IGCP 495 complements several established international programmes, such as the new INQUA Commission on Coastal and Marine Processes, the IGU Commission on Coastal Systems. Other INQUA Commissions with relevance to this project include the Commissions on Palaeoclimate, Stratigraphy and Terrestrial Processes. The project complements, but does not duplicate, research undertaken by INQUA Commission on Coastal and Marine Processes, although opportunities for synergy between the projects will be explored where appropriate (this might, for example, include co-hosting of an annual field meeting). Professor Colin Murray-Wallace, the former leader of IGCP 437, is the new President of the INQUA Commission on Coastal and Marine Processes and is committed to establishing a strong working relationship between INQUA and IGCP projects.

Several other international projects emphasise integrating data from ice cores, ocean cores and terrestrial records (e.g. INTIMATE, Walker et al., 2001) and studying the environmental processes of the ice age recorded on land, in the oceans and by glaciers (e.g. EPILOG, Mix et al., 2001). Another international programme, Land Ocean Interaction in the Coastal Zone (LOICZ), forms part of the International Geosphere and Biosphere Programme (IGCP).
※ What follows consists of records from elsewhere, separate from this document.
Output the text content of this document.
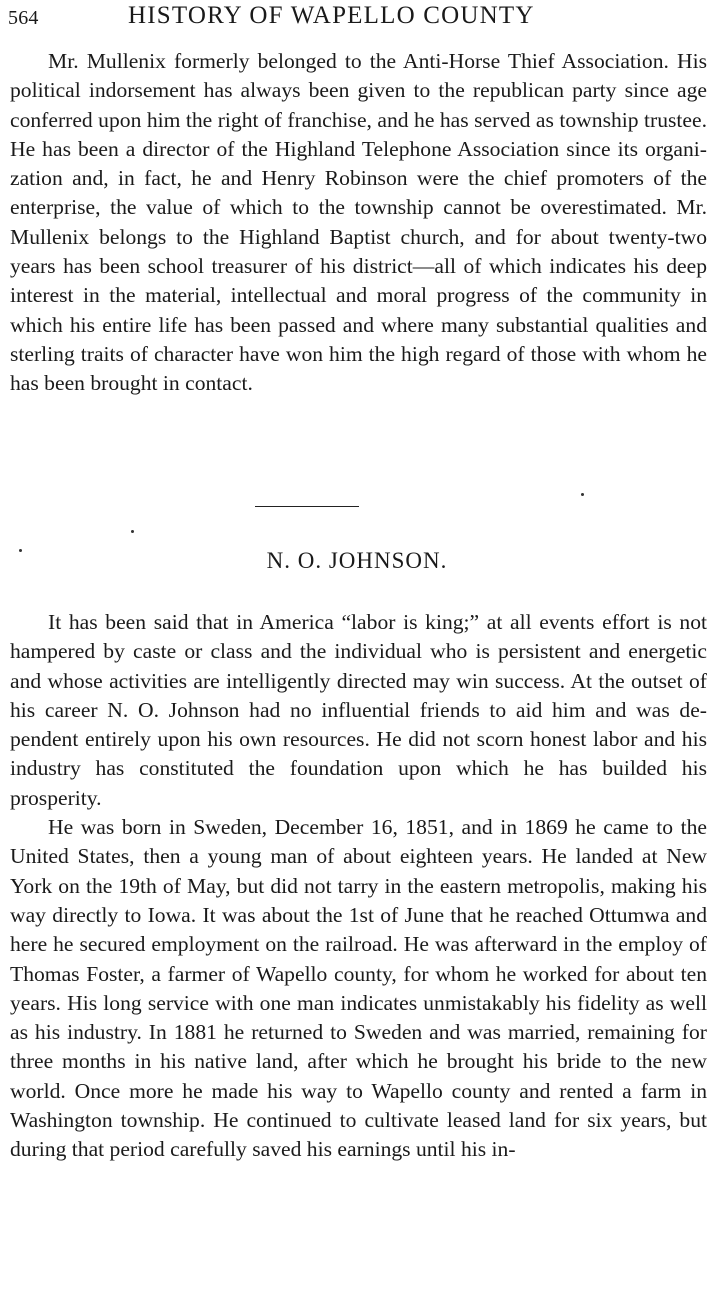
564	HISTORY OF WAPELLO COUNTY

Mr. Mullenix formerly belonged to the Anti-Horse Thief Association. His political indorsement has always been given to the republican party since age conferred upon him the right of franchise, and he has served as township trustee. He has been a director of the Highland Telephone Association since its organization and, in fact, he and Henry Robinson were the chief promoters of the enterprise, the value of which to the township cannot be overestimated. Mr. Mullenix belongs to the Highland Baptist church, and for about twenty-two years has been school treasurer of his district—all of which indicates his deep interest in the material, intellectual and moral progress of the community in which his entire life has been passed and where many substantial qualities and sterling traits of character have won him the high regard of those with whom he has been brought in contact.

N. O. JOHNSON.

It has been said that in America “labor is king;” at all events effort is not hampered by caste or class and the individual who is persistent and energetic and whose activities are intelligently directed may win success. At the outset of his career N. O. Johnson had no influential friends to aid him and was dependent entirely upon his own resources. He did not scorn honest labor and his industry has constituted the foundation upon which he has builded his prosperity.

He was born in Sweden, December 16, 1851, and in 1869 he came to the United States, then a young man of about eighteen years. He landed at New York on the 19th of May, but did not tarry in the eastern metropolis, making his way directly to Iowa. It was about the 1st of June that he reached Ottumwa and here he secured employment on the railroad. He was afterward in the employ of Thomas Foster, a farmer of Wapello county, for whom he worked for about ten years. His long service with one man indicates unmistakably his fidelity as well as his industry. In 1881 he returned to Sweden and was married, remaining for three months in his native land, after which he brought his bride to the new world. Once more he made his way to Wapello county and rented a farm in Washington township. He continued to cultivate leased land for six years, but during that period carefully saved his earnings until his in-
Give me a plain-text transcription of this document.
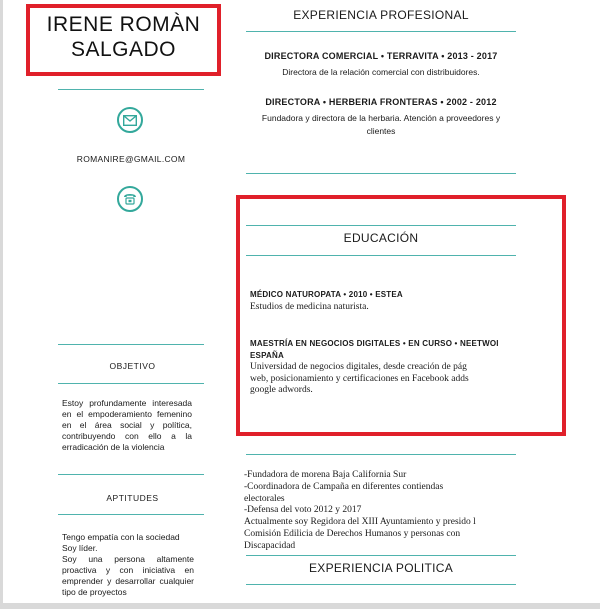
IRENE ROMÀN
SALGADO
ROMANIRE@GMAIL.COM
OBJETIVO
Estoy profundamente interesada en el empoderamiento femenino en el área social y política, contribuyendo con ello a la erradicación de la violencia
APTITUDES
Tengo empatía con la sociedad
Soy líder.
Soy una persona altamente proactiva y con iniciativa en emprender y desarrollar cualquier tipo de proyectos
EXPERIENCIA PROFESIONAL
DIRECTORA COMERCIAL • TERRAVITA • 2013 - 2017
Directora de la relación comercial con distribuidores.
DIRECTORA • HERBERIA FRONTERAS • 2002 - 2012
Fundadora y directora de la herbaria. Atención a proveedores y
clientes
EDUCACIÓN
MÉDICO NATUROPATA • 2010 • ESTEA
Estudios de medicina naturista.
MAESTRÍA EN NEGOCIOS DIGITALES • EN CURSO • NEETWOI
ESPAÑA
Universidad de negocios digitales, desde creación de pág
web, posicionamiento y certificaciones en Facebook adds
google adwords.
-Fundadora de morena Baja California Sur
-Coordinadora de Campaña en diferentes contiendas
electorales
-Defensa del voto 2012 y 2017
Actualmente soy Regidora del XIII Ayuntamiento y presido l
Comisión Edilicia de Derechos Humanos y personas con
Discapacidad
EXPERIENCIA POLITICA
However, none of these address the role of the world’s coasts as archives of local, regional and global environmental change across the full duration of the Quaternary, or as repositories of data from which to understand the driving mechanisms responsible for RSL change, coastal evolution, and land-ocean interactions. INTIMATE and EPILOG pay little explicit attention to the coast, whilst the LOICZ programme is concerned with land-ocean interaction during only the last 2000 years or so. Consequently, coastal stratigraphic sequences are under-utilised, despite forming an archive of critical importance in exploring land-ocean correlations during the late Quaternary.